BMI ya ha dado pasos en esta dirección al establecer alianzas, como la que tienen con Music Nation, una organización de derechos musicales en los Emiratos Árabes Unidos. Estas asociaciones tienen como objetivo aumentar los ingresos y, con suerte, mitigar las preocupaciones de los compositores con respecto al aumento del margen. Aunque BMI no ha revelado sus cifras exactas de ingresos para 2023, O’Neill proporcionó algunas pistas. Mencionó que se espera que los pagos proyectados a los miembros para el año completo de 2023, bajo el nuevo modelo con fines de lucro, aumenten un 11% en comparación con el año anterior. En el año fiscal anterior, las distribuciones anuales de BMI ascendieron a $1.47 mil millones, y un aumento del 11% las situaría por encima de los $1.63 mil millones. Además, BMI prevé una distribución trimestral de regalías que supera los $400 millones para noviembre, marcando la primera vez que cualquier organización de derechos de interpretación alcanza este hito en un solo trimestre. Esto sugiere que un pago anual superior a los $1.6 mil millones podría estar en el horizonte.
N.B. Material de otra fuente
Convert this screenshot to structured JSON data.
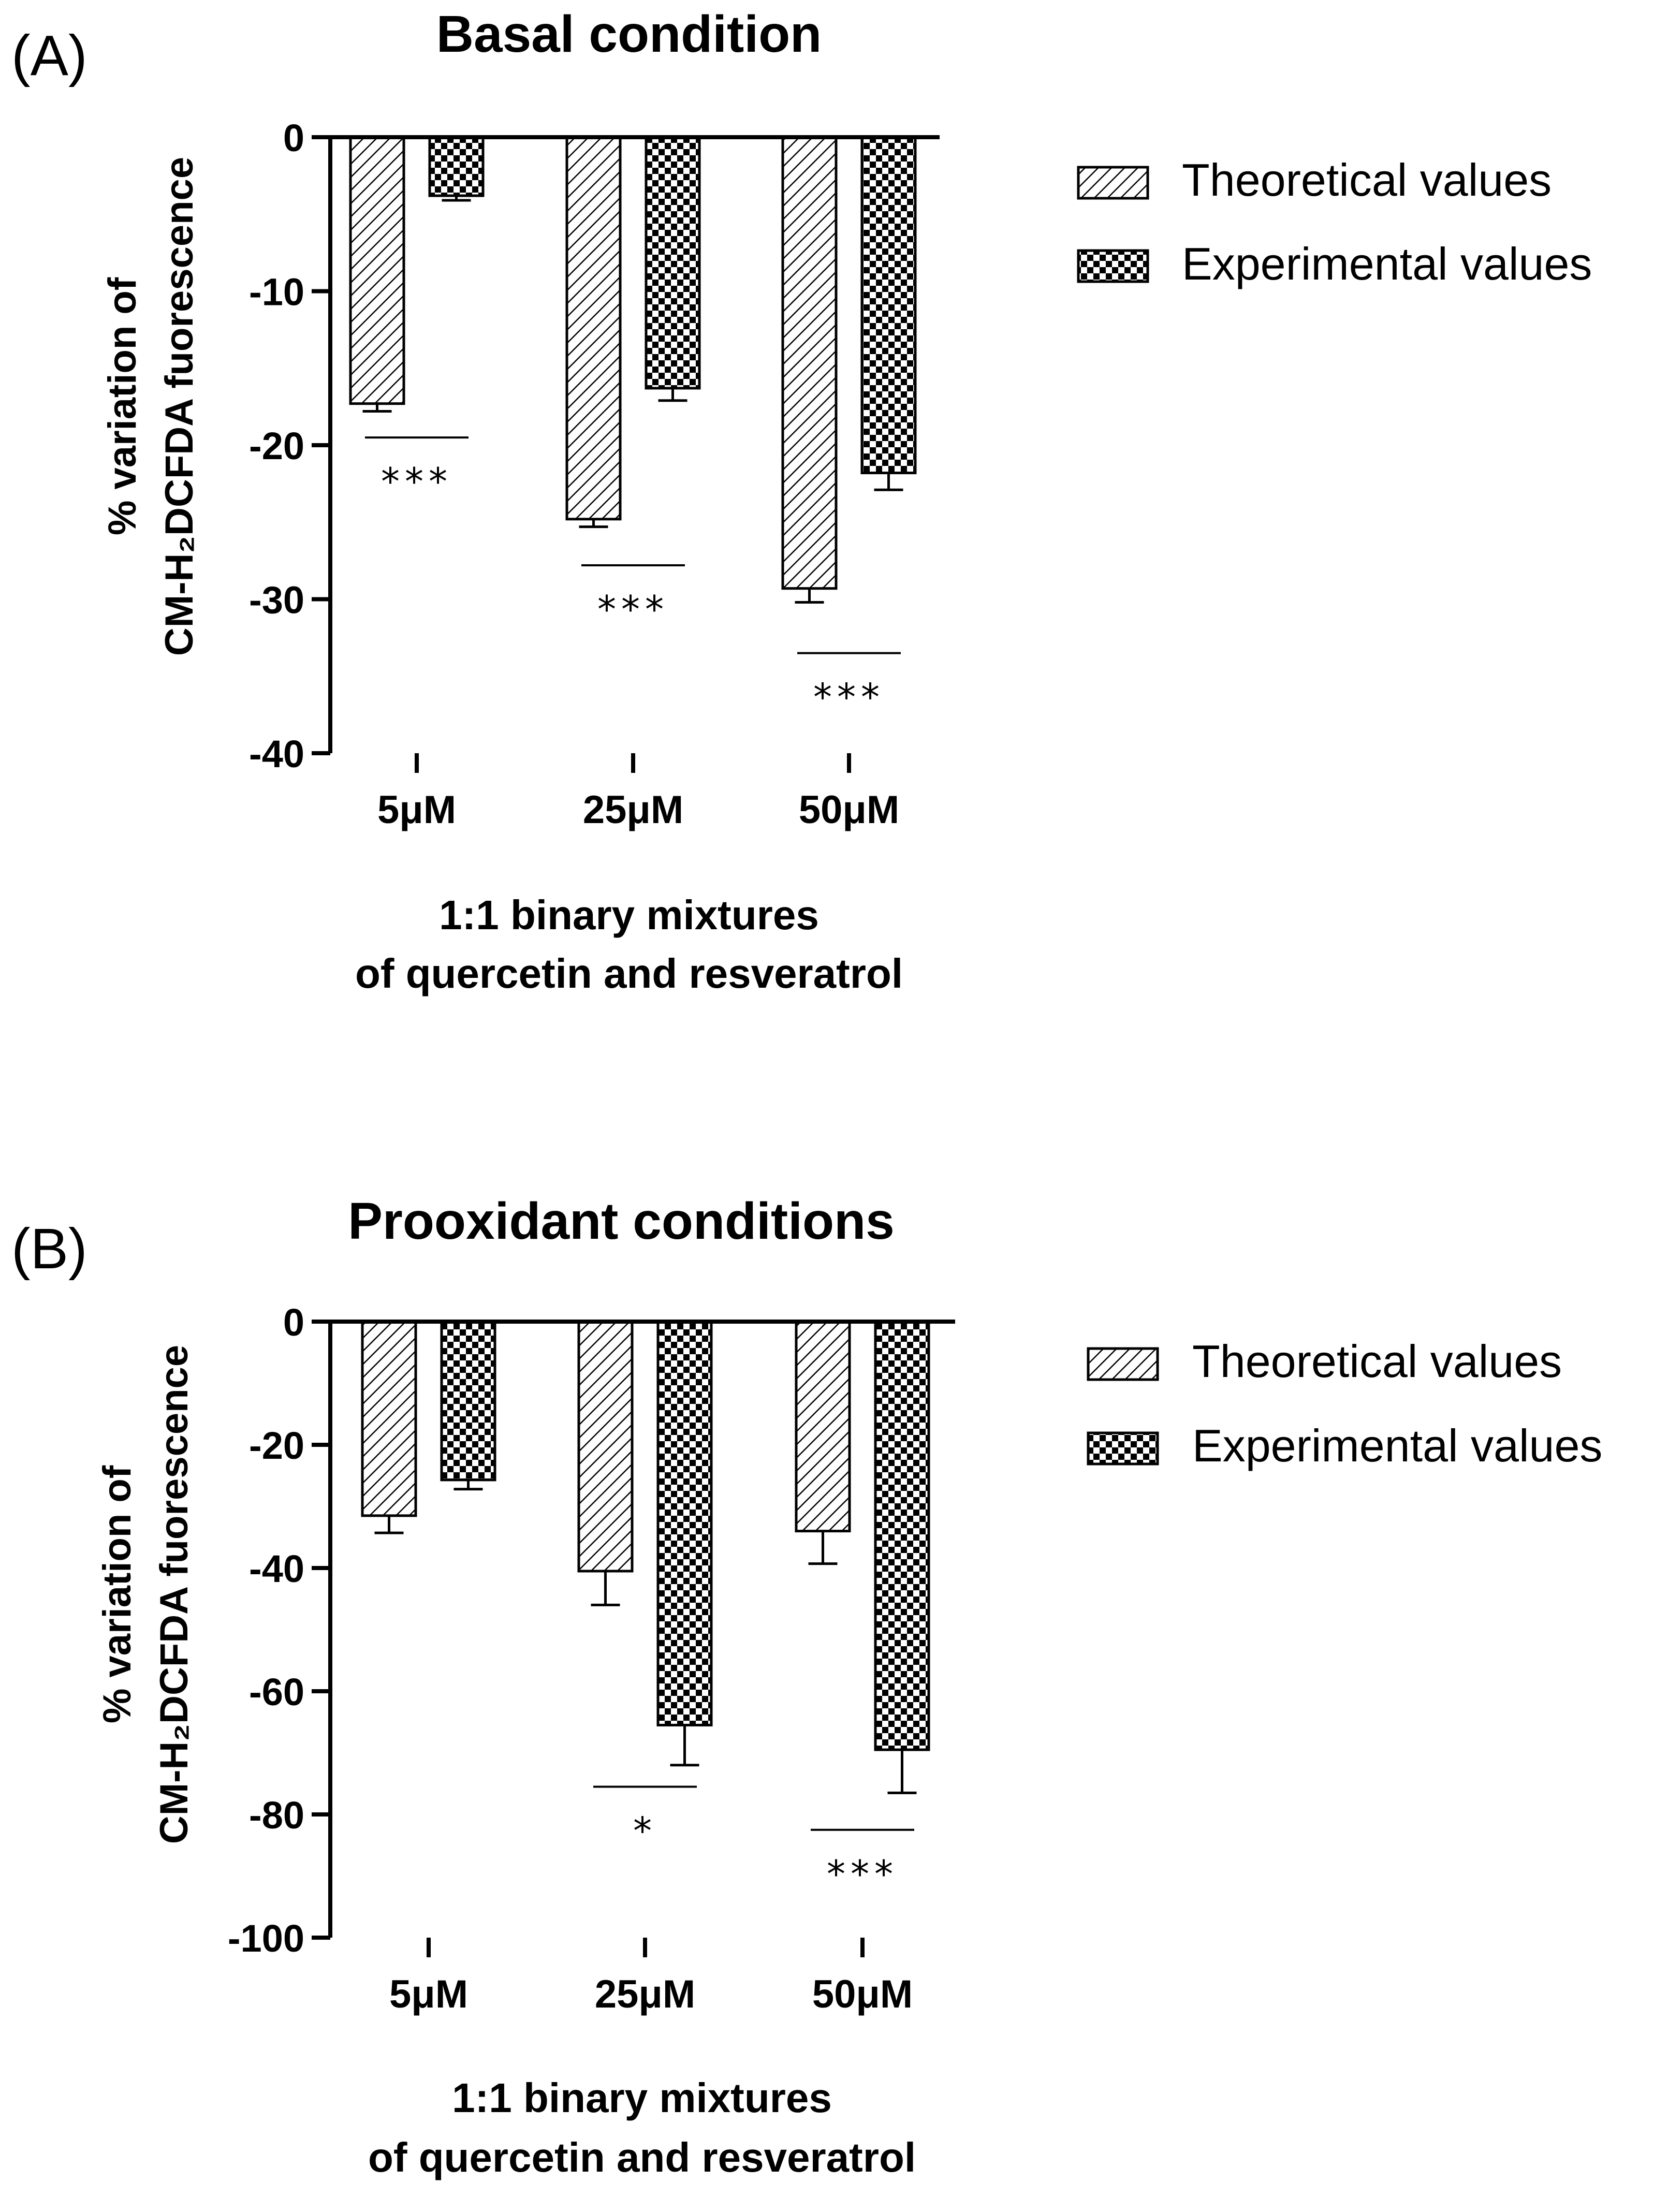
{
  "figure": {
    "panel_a_label": "(A)",
    "panel_b_label": "(B)"
  },
  "legend": {
    "theoretical": "Theoretical values",
    "experimental": "Experimental values"
  },
  "colors": {
    "ink": "#000000",
    "fill": "#ffffff"
  },
  "chart_data": [
    {
      "type": "bar",
      "panel": "(A)",
      "title": "Basal condition",
      "ylabel": [
        "% variation of",
        "CM-H₂DCFDA fuorescence"
      ],
      "xlabel": [
        "1:1 binary mixtures",
        "of quercetin and resveratrol"
      ],
      "categories": [
        "5μM",
        "25μM",
        "50μM"
      ],
      "ylim": [
        -40,
        0
      ],
      "yticks": [
        0,
        -10,
        -20,
        -30,
        -40
      ],
      "legend_position": "top-right",
      "grid": false,
      "series": [
        {
          "name": "Theoretical values",
          "pattern": "hatch",
          "values": [
            -17.3,
            -24.8,
            -29.3
          ],
          "errors": [
            0.5,
            0.5,
            0.9
          ]
        },
        {
          "name": "Experimental values",
          "pattern": "checker",
          "values": [
            -3.8,
            -16.3,
            -21.8
          ],
          "errors": [
            0.3,
            0.8,
            1.1
          ]
        }
      ],
      "significance": [
        {
          "category": "5μM",
          "y": -19.5,
          "label": "***"
        },
        {
          "category": "25μM",
          "y": -27.8,
          "label": "***"
        },
        {
          "category": "50μM",
          "y": -33.5,
          "label": "***"
        }
      ]
    },
    {
      "type": "bar",
      "panel": "(B)",
      "title": "Prooxidant conditions",
      "ylabel": [
        "% variation of",
        "CM-H₂DCFDA fuorescence"
      ],
      "xlabel": [
        "1:1 binary mixtures",
        "of quercetin and resveratrol"
      ],
      "categories": [
        "5μM",
        "25μM",
        "50μM"
      ],
      "ylim": [
        -100,
        0
      ],
      "yticks": [
        0,
        -20,
        -40,
        -60,
        -80,
        -100
      ],
      "legend_position": "top-right",
      "grid": false,
      "series": [
        {
          "name": "Theoretical values",
          "pattern": "hatch",
          "values": [
            -31.5,
            -40.5,
            -34
          ],
          "errors": [
            2.8,
            5.5,
            5.3
          ]
        },
        {
          "name": "Experimental values",
          "pattern": "checker",
          "values": [
            -25.7,
            -65.5,
            -69.5
          ],
          "errors": [
            1.5,
            6.5,
            7
          ]
        }
      ],
      "significance": [
        {
          "category": "25μM",
          "y": -75.5,
          "label": "*"
        },
        {
          "category": "50μM",
          "y": -82.5,
          "label": "***"
        }
      ]
    }
  ]
}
Una pregunta que persiste es si BMI se conformará con un margen del 15% o buscará aumentarlo aún más, especialmente bajo la propiedad de una firma de capital privado. O’Neill ha declarado que si BMI logra un crecimiento incremental, como a través de una mejor tecnología o adquisiciones, podrían considerar retener un margen mayor sobre los ingresos adicionales generados, siempre con el objetivo de compartir ese crecimiento con los afiliados. La transición a un modelo con fines de lucro abre numerosas posibilidades para BMI. Podrían aventurarse en nuevas áreas de negocio, siguiendo el ejemplo de su rival SESAC, que se ha expandido en la distribución de música grabada y otros servicios musicales. Sin embargo, competir con organizaciones como SESAC en fusiones y adquisiciones puede ser un desafío sin acceso a capital externo.
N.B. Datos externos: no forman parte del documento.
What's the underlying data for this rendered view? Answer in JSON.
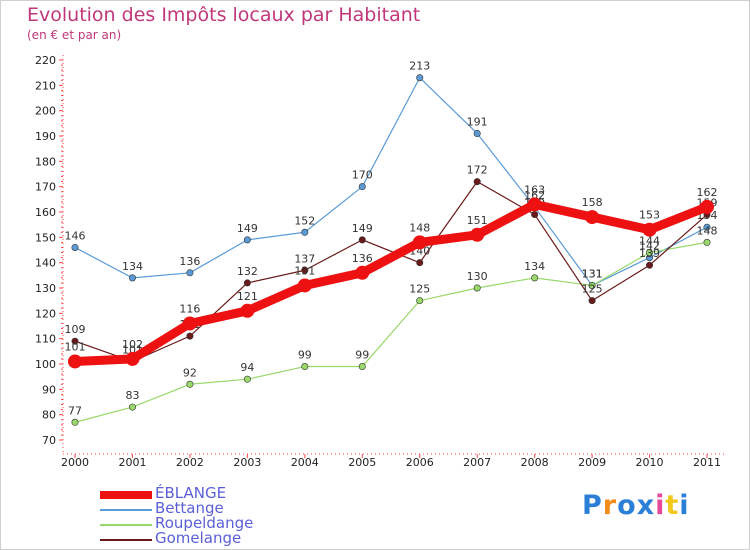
{
  "chart_data": {
    "type": "line",
    "title": "Evolution des Impôts locaux par Habitant",
    "subtitle": "(en € et par an)",
    "x": [
      "2000",
      "2001",
      "2002",
      "2003",
      "2004",
      "2005",
      "2006",
      "2007",
      "2008",
      "2009",
      "2010",
      "2011"
    ],
    "ylim": [
      70,
      220
    ],
    "yticks": [
      70,
      80,
      90,
      100,
      110,
      120,
      130,
      140,
      150,
      160,
      170,
      180,
      190,
      200,
      210,
      220
    ],
    "grid": false,
    "legend_position": "bottom-left",
    "series": [
      {
        "name": "Bettange",
        "color": "#5b9bd5",
        "values": [
          146,
          134,
          136,
          149,
          152,
          170,
          213,
          191,
          162,
          131,
          142,
          154
        ]
      },
      {
        "name": "Roupeldange",
        "color": "#99d86a",
        "values": [
          77,
          83,
          92,
          94,
          99,
          99,
          125,
          130,
          134,
          131,
          144,
          148
        ]
      },
      {
        "name": "Gomelange",
        "color": "#6a1a1a",
        "values": [
          109,
          101,
          111,
          132,
          137,
          149,
          140,
          172,
          159,
          125,
          139,
          159
        ]
      },
      {
        "name": "ÉBLANGE",
        "color": "#ee1111",
        "values": [
          101,
          102,
          116,
          121,
          131,
          136,
          148,
          151,
          163,
          158,
          153,
          162
        ]
      }
    ]
  },
  "logo": {
    "text": "Proxiti"
  }
}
Otro ángulo interesante a considerar es si BMI limitará su membresía o reducirá algunos de sus afiliados existentes. En una industria dominada por plataformas de streaming, muchos artistas aficionados generan ingresos mínimos por ejecuciones, lo que potencialmente cuesta más de lo que pagan en tarifas de membresía. O’Neill ha enfatizado que BMI mantendrá su política de puertas abiertas, dando la bienvenida a compositores de todos los géneros, como se refleja en el crecimiento de su número de afiliados.
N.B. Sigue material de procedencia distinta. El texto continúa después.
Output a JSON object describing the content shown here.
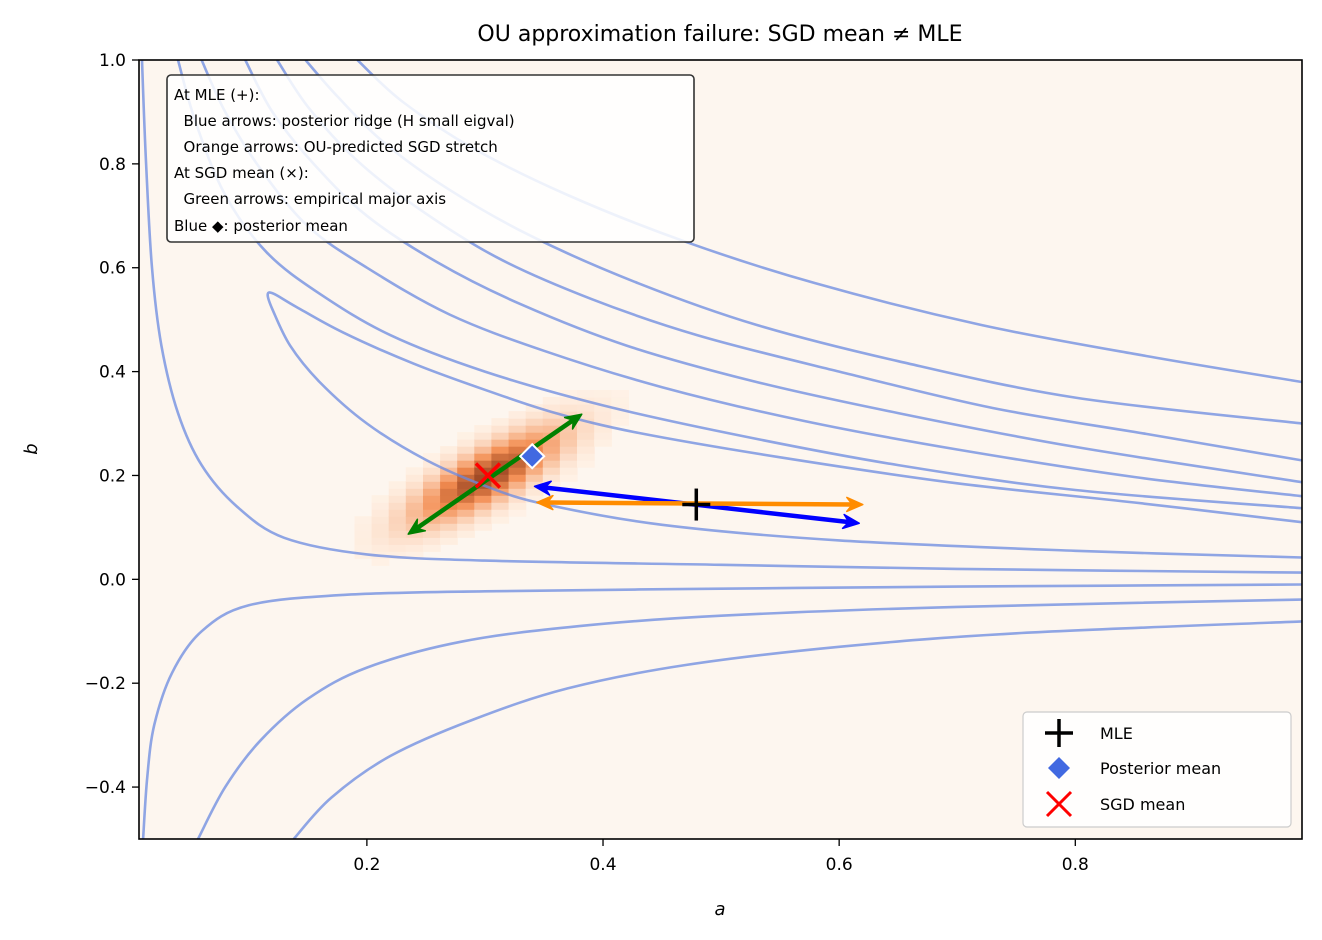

La gran pregunta que persiste es: ¿qué sucederá cuando BMI se venda? Aunque O’Neill ha abordado algunas preocupaciones, el destino del supuesto precio de venta de $1.7 mil millones y su distribución entre la comunidad de compositores sigue siendo un misterio. Dado que los propietarios actuales de BMI son principalmente redes de radio, la distribución de esta suma podría generar controversia, especialmente dado el recelo de la industria de la radio a pagar regalías por interpretación de música grabada. La discusión también incluye la posibilidad de que BMI destine una parte de las ganancias de la venta a sus miembros, una medida que rompería con la tradición de la industria. El resultado tendrá sin duda implicaciones de largo alcance para el futuro de BMI y la industria musical en su conjunto.